La doctrine estimative a connu une profonde évolution au cours des trois dernières décennies sur la base des profondes innovations enregistrées au niveau scientifique et réglementaire tant au niveau international que national. [1]

Au fond, la définition de Médicis [2] est toujours valable aujourd'hui pour laquelle « Le caractère fondamental de l'estimation est d'apprendre à exprimer des jugements sur la somme d'argent qui peut être attribuée, pour satisfaire des besoins pratiques donnés, à tout bien économique objet de estimation ".

Histoire

L'estimation est née, historiquement, en fonction de la perception des impôts, dans le but de décrire et d'estimer la valeur du patrimoine des citoyens à des fins fiscales. Un premier changement, qui fera place à une école italienne d'estimation, survient en 1569 lorsque le géomètre Nicolò Festasio publie le Tractatus de aestimo et collectis , qui sera suivi de nombreux ouvrages d'autres auteurs. Le tournant vers l'estimation moderne a cependant eu lieu au XVIIIe siècle, suite à la grande transformation sociale qui a traversé l'Italie et l'Europe, avec la naissance d'une administration fiscale moderne. Cette situation fait naître le besoin d'experts capables d'estimer des biens immobiliers avec des procédures rationnelles et contrôlables, les soustrayant à l'empirisme répandu. Cosimo Trinci, agronome de Pistoia, répond à ce besoin avec le Traité d'estimation des biens stables imprimé à Florence en 1755, où sont mis en évidence les piliers de ce qui sera le prochain développement.

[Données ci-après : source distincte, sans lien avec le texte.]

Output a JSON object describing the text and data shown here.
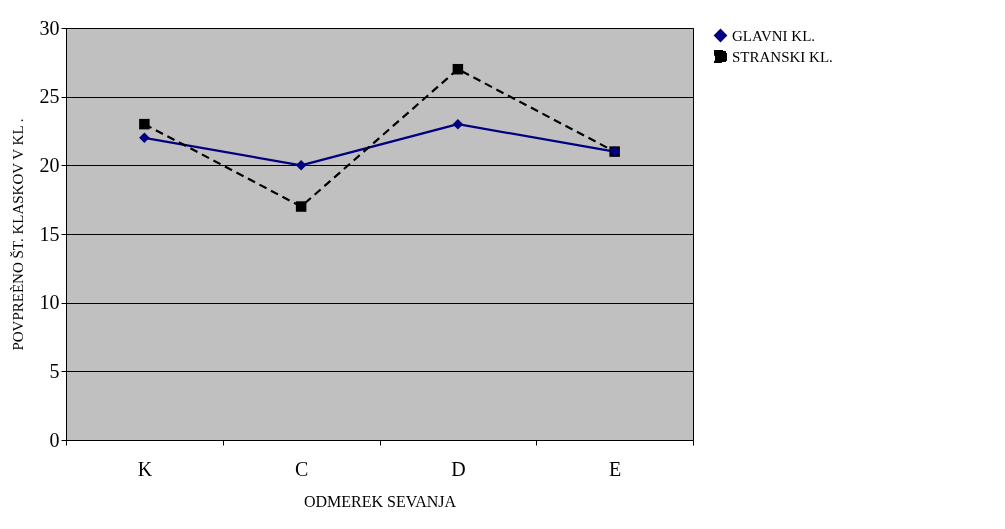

En 1800, la doctrine a évolué grâce aux contributions de Giuseppe Borio avec ses premiers éléments d'économie des fonds rustiques à l'usage principalement des experts et des administrateurs et de Giulio Fettarappa avec les principes d'économie appliqués aux estimations et aux calculs qui s'y rapportent et d'autres savants qu'ils a donné vie à la soi-disant école piémontaise, cultivant l'objectif de faire de l'estimation une science, en surmontant l'approche empirique jusqu'alors dominante avec une méthode rationnelle.

Avec le XIXe siècle, la doctrine atteint son développement maximal surtout dans les facultés agricoles, qui deviennent ainsi le berceau de la nouvelle école d'évaluation, grâce à des savants tels que Serpieri, Tassinari, Famularo et Medici et, dans une seconde phase, Di Cocco, Malacarne, Marenghi, Brizi, Michieli et Forte.

À l'époque moderne, la doctrine de l'évaluation, en particulier l'évaluation civile, est devenue partie intégrante des cours d'études d'architecture et d'ingénierie, également aux fins de l'évaluation préliminaire des projets de travaux privés et publics et de la vérification ex ante de la faisabilité économique relative. et la viabilité financière, comme l'exige le Code des marchés publics mentionné dans le décret législatif 50 de 2016 et ses modifications et ajouts ultérieurs.

Descriptif

L'estimation comme science de la méthode

La méthode d'expertise est la procédure visant à déterminer la valeur des biens en fonction des finalités pour lesquelles l'expertise est demandée ; elle est basée sur des éléments rationnels et a un caractère scientifique. Afin d'exercer au mieux sa profession, l'expert doit identifier et analyser les caractéristiques du bien à évaluer et du marché de référence ainsi qu'avoir une parfaite connaissance des principes généraux de l'estimation et de l'estimation fonctionnelle méthodes pour déterminer la valeur d'un objectif et reproductibles par des évaluateurs tiers.

Le professeur Carlo Forte [3] identifie les principes comme suit :

- la valeur dépend de l'objet de l'estimation ;

- la prévision est le caractère immanent du jugement d'estimation ;

- le prix est la base du jugement d'évaluation ;

- la méthode d'estimation est unique et repose exclusivement sur la comparaison ;

- le jugement d'estimation est objectif, il est généralement valable et formulé sur la base de la théorie de l'ordinaire.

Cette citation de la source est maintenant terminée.